As of May 2008, her site (http://desdecuba.com/generaciony [new window]) was receiving an average of 12 million hits per month. Any one of her posts, which she normally uses to describe aspects of daily life in her Havana neighbourhood, normally receives between 1,500 and 4,000 comments.
To avoid direct control by Cuban authorities, Sánchez uses a server located in Germany to host the site. However, two recent international awards (the 2008 Ortega y Gasset Prize for Digital Journalism and the inclusion of her name in the last edition of the Time 100 list of the world's most influential people) were always going to catch the attention of the censors.
Since the end of March 2008, 'Generacion Y', as the blog is called, has been filtered out from the few public Internet cafés and hotels that regular Cubans (including Sánchez) use t get online.
Not one to be deterred, the blogger has found a way to circumvent the blackout: "Isend my texts by email and my friends [abroad] publish them, and then email me back the remarks that are left by readers," she wrote in her 1 July post. "I am a blind blogger, a cybernaut with a leaky raft that manages to float through the support of a spontaneous network of citizens."

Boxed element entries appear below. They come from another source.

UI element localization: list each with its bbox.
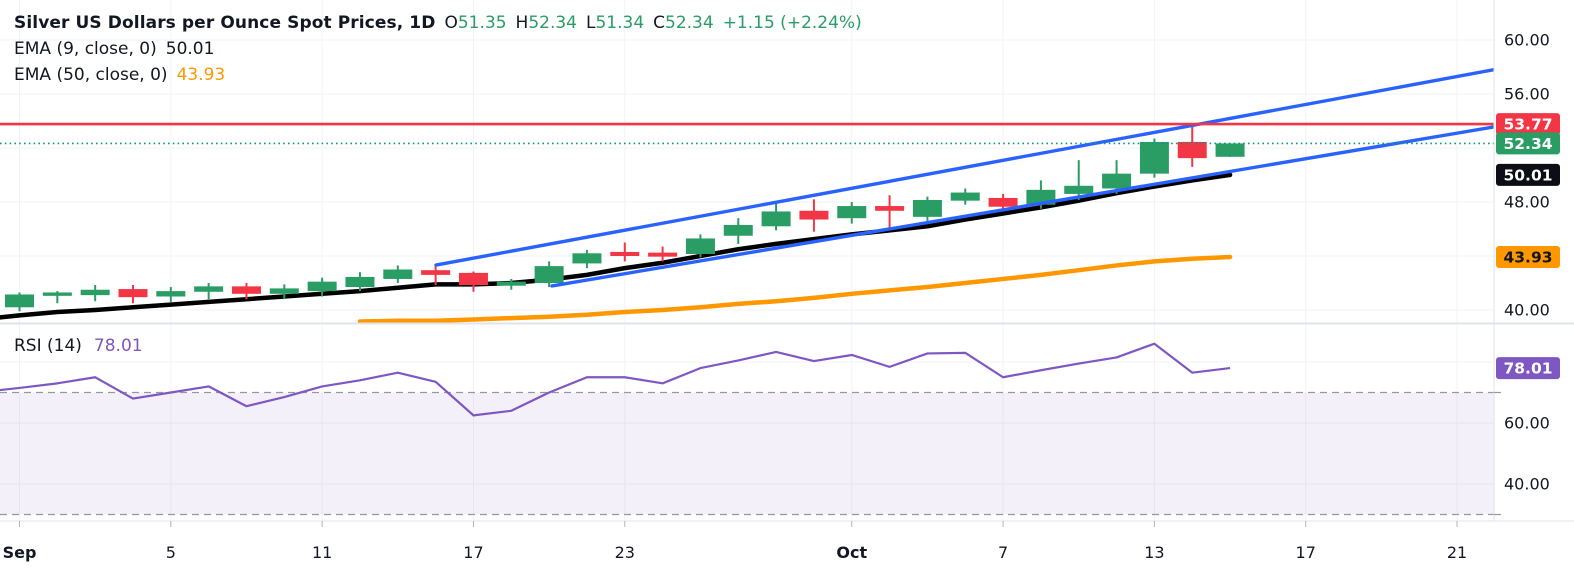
candle (269, 284, 299, 300)
candle (572, 249, 602, 269)
ema50-legend-row[interactable]: EMA (50, close, 0) 43.93 (14, 62, 862, 88)
price-axis-label: 60.00 (1504, 31, 1550, 50)
ohlc-high: H 52.34 (515, 13, 577, 33)
ema50-price-badge: 43.93 (1496, 245, 1560, 268)
time-axis-label: Sep (3, 543, 37, 562)
svg-text:43.93: 43.93 (1503, 248, 1552, 266)
candles (5, 124, 1245, 312)
candle (80, 285, 110, 302)
candle (42, 291, 72, 304)
svg-text:52.34: 52.34 (1503, 135, 1552, 153)
candle (458, 271, 488, 292)
symbol-title: Silver US Dollars per Ounce Spot Prices,… (14, 13, 436, 33)
candle (231, 283, 261, 300)
price-axis-label: 40.00 (1504, 301, 1550, 320)
candle (723, 218, 753, 244)
svg-text:53.77: 53.77 (1503, 116, 1552, 134)
rsi-label: RSI (14) (14, 336, 82, 356)
candle (307, 277, 337, 297)
candle (1177, 124, 1207, 167)
ohlc-low: L 51.34 (585, 13, 645, 33)
last-price-badge: 52.34 (1496, 132, 1560, 155)
rsi-axis-label: 40.00 (1504, 475, 1550, 494)
candle (1064, 160, 1094, 200)
ema9-legend-row[interactable]: EMA (9, close, 0) 50.01 (14, 36, 862, 62)
candle (648, 246, 678, 262)
ema9-label: EMA (9, close, 0) (14, 39, 157, 59)
candle (799, 199, 829, 232)
candle (761, 203, 791, 231)
candle (1102, 160, 1132, 194)
candle (610, 242, 640, 262)
ema50-line[interactable] (357, 254, 1233, 323)
candle (383, 265, 413, 283)
ema9-value: 50.01 (165, 39, 215, 59)
trendline-lower[interactable] (550, 125, 1494, 288)
ema9-line[interactable] (0, 172, 1233, 320)
candle (496, 278, 526, 290)
ema9-price-badge: 50.01 (1496, 163, 1560, 186)
time-axis-label: 13 (1144, 543, 1164, 562)
resistance-price-badge: 53.77 (1496, 113, 1560, 136)
price-axis[interactable]: 60.00 56.00 48.00 40.00 60.00 40.00 53.7752.34… (1494, 31, 1560, 516)
ohlc-close: C 52.34 (653, 13, 714, 33)
time-axis-label: 23 (615, 543, 635, 562)
change-value: +1.15 (+2.24%) (722, 13, 862, 33)
symbol-info-row[interactable]: Silver US Dollars per Ounce Spot Prices,… (14, 10, 862, 36)
candle (685, 234, 715, 258)
candle (156, 287, 186, 302)
candle (421, 264, 451, 286)
rsi-band (0, 391, 1494, 516)
candle (950, 188, 980, 205)
legend: Silver US Dollars per Ounce Spot Prices,… (14, 10, 862, 88)
time-axis-label: 17 (1296, 543, 1316, 562)
ohlc-open: O 51.35 (444, 13, 507, 33)
time-axis-label: 11 (312, 543, 332, 562)
time-axis-label: 21 (1447, 543, 1467, 562)
svg-text:50.01: 50.01 (1503, 166, 1552, 184)
svg-text:78.01: 78.01 (1503, 360, 1552, 378)
price-axis-label: 56.00 (1504, 85, 1550, 104)
candle (837, 202, 867, 224)
time-axis[interactable]: Sep 5 11 17 23 Oct 7 13 17 21 (3, 521, 1468, 562)
candle (5, 292, 34, 312)
time-axis-label: 5 (166, 543, 176, 562)
candle (1139, 138, 1169, 178)
candle (1215, 143, 1245, 157)
rsi-legend-row[interactable]: RSI (14) 78.01 (14, 336, 143, 356)
ema50-label: EMA (50, close, 0) (14, 65, 168, 85)
rsi-value-badge: 78.01 (1496, 357, 1560, 380)
trendline-upper[interactable] (434, 67, 1494, 267)
price-pane[interactable] (0, 67, 1494, 323)
candle (534, 261, 564, 288)
candle (912, 196, 942, 221)
candle (194, 283, 224, 300)
candle (875, 195, 905, 228)
candle (118, 285, 148, 304)
candle (345, 272, 375, 292)
time-axis-label: Oct (836, 543, 867, 562)
rsi-axis-label: 60.00 (1504, 414, 1550, 433)
ema50-value: 43.93 (176, 65, 226, 85)
rsi-value: 78.01 (93, 336, 143, 356)
rsi-line[interactable] (0, 342, 1231, 417)
price-axis-label: 48.00 (1504, 193, 1550, 212)
time-axis-label: 7 (998, 543, 1008, 562)
time-axis-label: 17 (463, 543, 483, 562)
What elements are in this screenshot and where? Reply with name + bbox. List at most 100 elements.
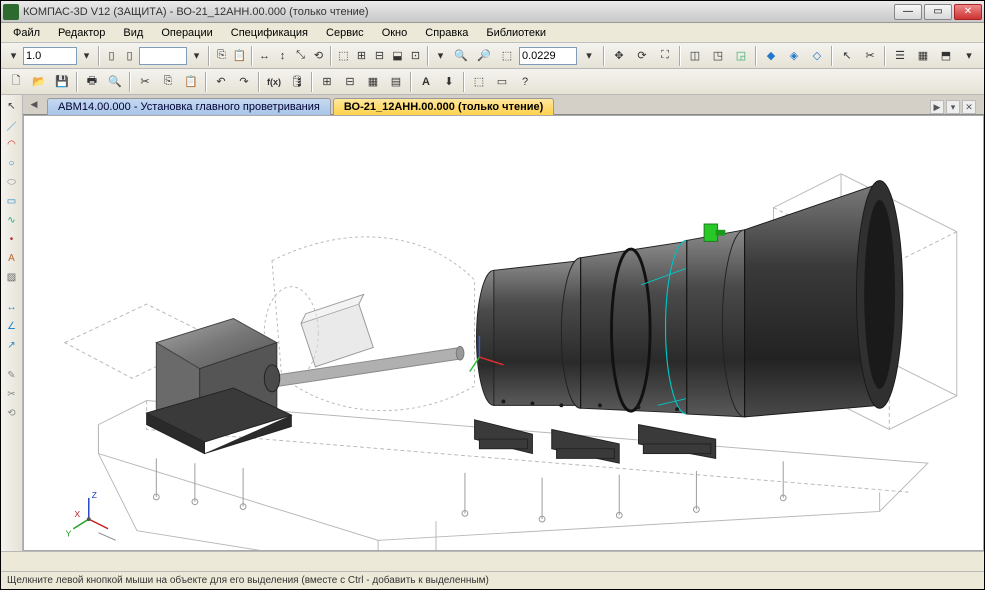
menu-view[interactable]: Вид: [115, 25, 151, 41]
tb2-save-icon[interactable]: 💾: [51, 71, 73, 93]
tab-controls-right: ▶ ▾ ✕: [930, 100, 980, 114]
tb2-fx-icon[interactable]: f(x): [263, 71, 285, 93]
paste-icon[interactable]: 📋: [231, 45, 248, 67]
separator: [129, 72, 131, 92]
tb2-preview-icon[interactable]: 🔍: [104, 71, 126, 93]
snap-icon-2[interactable]: ⊞: [353, 45, 370, 67]
lt-hatch-icon[interactable]: ▨: [3, 268, 21, 286]
dim-icon-3[interactable]: ⤡: [292, 45, 309, 67]
lt-dim-icon[interactable]: ↔: [3, 298, 21, 316]
snap-icon-3[interactable]: ⊟: [371, 45, 388, 67]
tb2-paste-icon[interactable]: 📋: [180, 71, 202, 93]
scale-combo[interactable]: [23, 47, 77, 65]
fit-icon[interactable]: ⛶: [654, 45, 676, 67]
tab-close-icon[interactable]: ✕: [962, 100, 976, 114]
line-style-icon[interactable]: ▾: [432, 45, 449, 67]
snap-icon-5[interactable]: ⊡: [407, 45, 424, 67]
more-dropdown-icon[interactable]: ▾: [958, 45, 980, 67]
tb2-print-icon[interactable]: 🖶: [81, 71, 103, 93]
lt-ellipse-icon[interactable]: ⬭: [3, 173, 21, 191]
pointer-icon[interactable]: ↖: [836, 45, 858, 67]
3d-viewport[interactable]: X Y Z: [23, 115, 984, 551]
lt-edit1-icon[interactable]: ✎: [3, 366, 21, 384]
tb2-grid4-icon[interactable]: ▤: [385, 71, 407, 93]
lt-arc-icon[interactable]: ◠: [3, 135, 21, 153]
props-icon[interactable]: ▦: [912, 45, 934, 67]
tb2-text-icon[interactable]: A: [415, 71, 437, 93]
zoom-dropdown-icon[interactable]: ▾: [578, 45, 600, 67]
minimize-button[interactable]: —: [894, 4, 922, 20]
axis-triad: X Y Z: [66, 490, 116, 540]
tb1-btn-1[interactable]: ▯: [103, 45, 120, 67]
menu-libraries[interactable]: Библиотеки: [478, 25, 554, 41]
tb2-open-icon[interactable]: 📂: [28, 71, 50, 93]
tb2-cut-icon[interactable]: ✂: [134, 71, 156, 93]
tab-nav-left-icon[interactable]: ◀: [27, 97, 41, 111]
tb2-redo-icon[interactable]: ↷: [233, 71, 255, 93]
menu-specification[interactable]: Спецификация: [223, 25, 316, 41]
tb1-btn-2[interactable]: ▯: [121, 45, 138, 67]
menu-help[interactable]: Справка: [417, 25, 476, 41]
copy-icon[interactable]: ⎘: [213, 45, 230, 67]
tab-doc-2-active[interactable]: ВО-21_12АНН.00.000 (только чтение): [333, 98, 554, 115]
tb1-combo-2[interactable]: [139, 47, 187, 65]
tb2-undo-icon[interactable]: ↶: [210, 71, 232, 93]
close-button[interactable]: ✕: [954, 4, 982, 20]
menu-operations[interactable]: Операции: [153, 25, 220, 41]
tree-icon[interactable]: ☰: [889, 45, 911, 67]
separator: [884, 46, 886, 66]
rotate-view-icon[interactable]: ⟳: [631, 45, 653, 67]
box-view-icon[interactable]: ◳: [707, 45, 729, 67]
dim-icon-2[interactable]: ↕: [274, 45, 291, 67]
lt-circle-icon[interactable]: ○: [3, 154, 21, 172]
menu-editor[interactable]: Редактор: [50, 25, 113, 41]
zoom-window-icon[interactable]: ⬚: [496, 45, 518, 67]
snap-icon-1[interactable]: ⬚: [335, 45, 352, 67]
tab-nav-right-icon[interactable]: ▶: [930, 100, 944, 114]
lt-edit2-icon[interactable]: ✂: [3, 385, 21, 403]
tb2-sel2-icon[interactable]: ▭: [491, 71, 513, 93]
lt-edit3-icon[interactable]: ⟲: [3, 404, 21, 422]
dim-icon-4[interactable]: ⟲: [310, 45, 327, 67]
lt-rect-icon[interactable]: ▭: [3, 192, 21, 210]
cube-view-icon[interactable]: ◲: [730, 45, 752, 67]
lt-angle-icon[interactable]: ∠: [3, 317, 21, 335]
lt-line-icon[interactable]: ／: [3, 116, 21, 134]
section-icon[interactable]: ✂: [859, 45, 881, 67]
tb1-scale-dropdown-icon[interactable]: ▾: [78, 45, 95, 67]
tb1-combo2-dropdown-icon[interactable]: ▾: [188, 45, 205, 67]
zoom-in-icon[interactable]: 🔍: [450, 45, 472, 67]
status-bar: Щелкните левой кнопкой мыши на объекте д…: [1, 571, 984, 589]
tab-list-icon[interactable]: ▾: [946, 100, 960, 114]
tb2-sel1-icon[interactable]: ⬚: [468, 71, 490, 93]
zoom-out-icon[interactable]: 🔎: [473, 45, 495, 67]
tb1-dropdown-icon[interactable]: ▾: [5, 45, 22, 67]
lt-leader-icon[interactable]: ↗: [3, 336, 21, 354]
tab-doc-1[interactable]: АВМ14.00.000 - Установка главного провет…: [47, 98, 331, 115]
snap-icon-4[interactable]: ⬓: [389, 45, 406, 67]
menu-window[interactable]: Окно: [374, 25, 416, 41]
iso-view-icon[interactable]: ◫: [684, 45, 706, 67]
pan-icon[interactable]: ✥: [608, 45, 630, 67]
lt-text-icon[interactable]: A: [3, 249, 21, 267]
layers-icon[interactable]: ⬒: [935, 45, 957, 67]
lt-spline-icon[interactable]: ∿: [3, 211, 21, 229]
tb2-new-icon[interactable]: 🗋: [5, 71, 27, 93]
shade-icon-3[interactable]: ◇: [806, 45, 828, 67]
tb2-copy-icon[interactable]: ⎘: [157, 71, 179, 93]
tb2-db-icon[interactable]: 🛢: [286, 71, 308, 93]
dim-icon-1[interactable]: ↔: [256, 45, 273, 67]
tb2-insert-icon[interactable]: ⬇: [438, 71, 460, 93]
tb2-help-icon[interactable]: ?: [514, 71, 536, 93]
lt-pointer-icon[interactable]: ↖: [3, 97, 21, 115]
shade-icon-2[interactable]: ◈: [783, 45, 805, 67]
zoom-value-combo[interactable]: [519, 47, 577, 65]
menu-service[interactable]: Сервис: [318, 25, 372, 41]
shade-icon-1[interactable]: ◆: [760, 45, 782, 67]
maximize-button[interactable]: ▭: [924, 4, 952, 20]
tb2-grid3-icon[interactable]: ▦: [362, 71, 384, 93]
menu-file[interactable]: Файл: [5, 25, 48, 41]
lt-point-icon[interactable]: •: [3, 230, 21, 248]
tb2-grid-icon[interactable]: ⊞: [316, 71, 338, 93]
tb2-grid2-icon[interactable]: ⊟: [339, 71, 361, 93]
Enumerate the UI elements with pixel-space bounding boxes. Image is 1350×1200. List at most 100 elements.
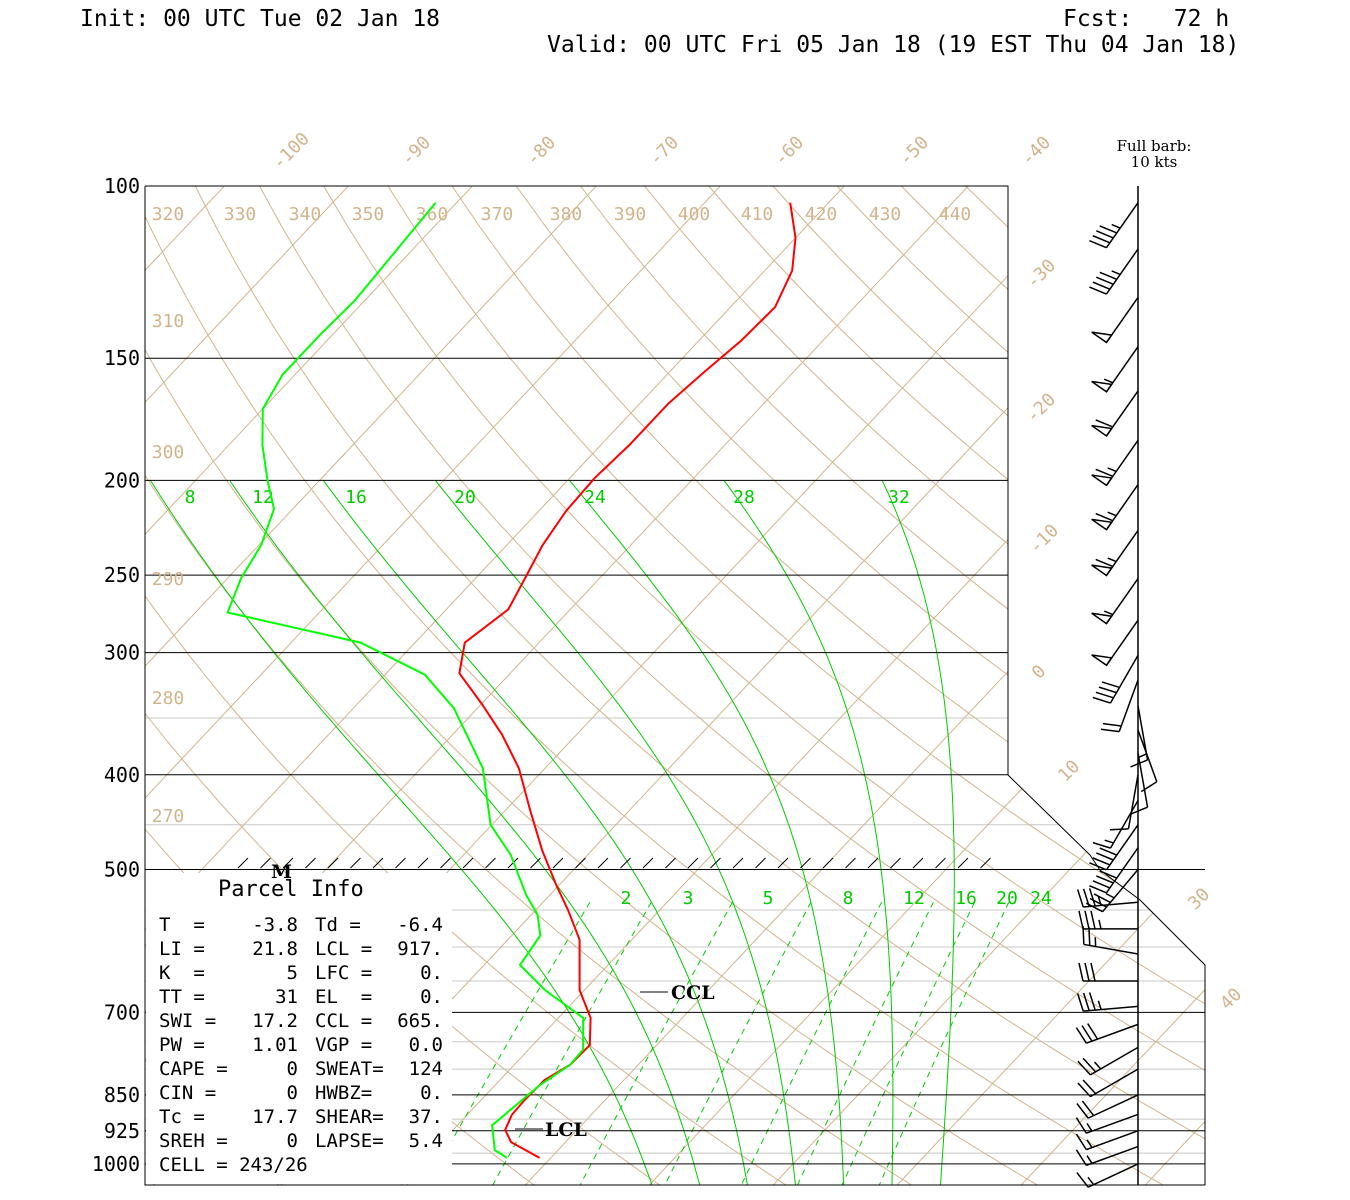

That network of citizens is also responsible for the blog's new English, French, Mandarin, German, Italian, Japanese, Portuguese, Polish and Lithuanian versions. The translations are done by volunteers around the world who have never met Sánchez but who sympathise with her cause.
Once Sánchez receives each email containing the thousands of comments triggered by her latest post, she makes and distributes digital copies of this material in the form of CDs and minidisks that allow her fellow countrymen and women to - modestly - join the debate.
Just as many Cubans had managed to get around the now-lifted ban on buying a PC by building their own machines using components acquired in the black market, a well-oiled mechanism was also in place to circumvent the ban on owning a mobile phone. It consisted of approaching a willing tourist and convincing him or her to buy a cellular contract, which would then be used by the interested Cuban.
ETECSA operates a national GSM network on the 900MHz band that began being deployed in 2001. An earlier TDMA network on 800MHz that was launched in 1991 is now being phased out.
The lifting of the restriction on mobile telephony, which became effective on 14 April, means that the thousands of Cubans who already owned a line can register them in their own names.
By 24 April, ETECSA announced 7,400 mobile contracts had been signed. The telecoms operator expects to sell 1.4 million new lines in the next five years.
At first glance, such ambition would appear unrealistic for a service that costs over $100 (or five months' salary) just to set up. The price of the handset then needs to be added, and these will be sold with a 200 per cent mark-up, just as DVD players and other now-legal consumer electronics gadgets will.
For a cubano de a pie (or 'Cuban on foot', the islanders' term for ordinary Cubans) this will be beyond reach. However, it is estimated that 60 per cent of the population boost their meagre state salary by either receiving cash remittances from relatives living abroad, renting rooms to foreigners, getting tips from tourists or earning bonuses through their work in factories and farms.
It is from this group of Cubans that the new mobile contracts will emerge. In the process, the Caribbean nation will try to close the gap that means it currently has the lowest cellular telephony penetration in Latin America.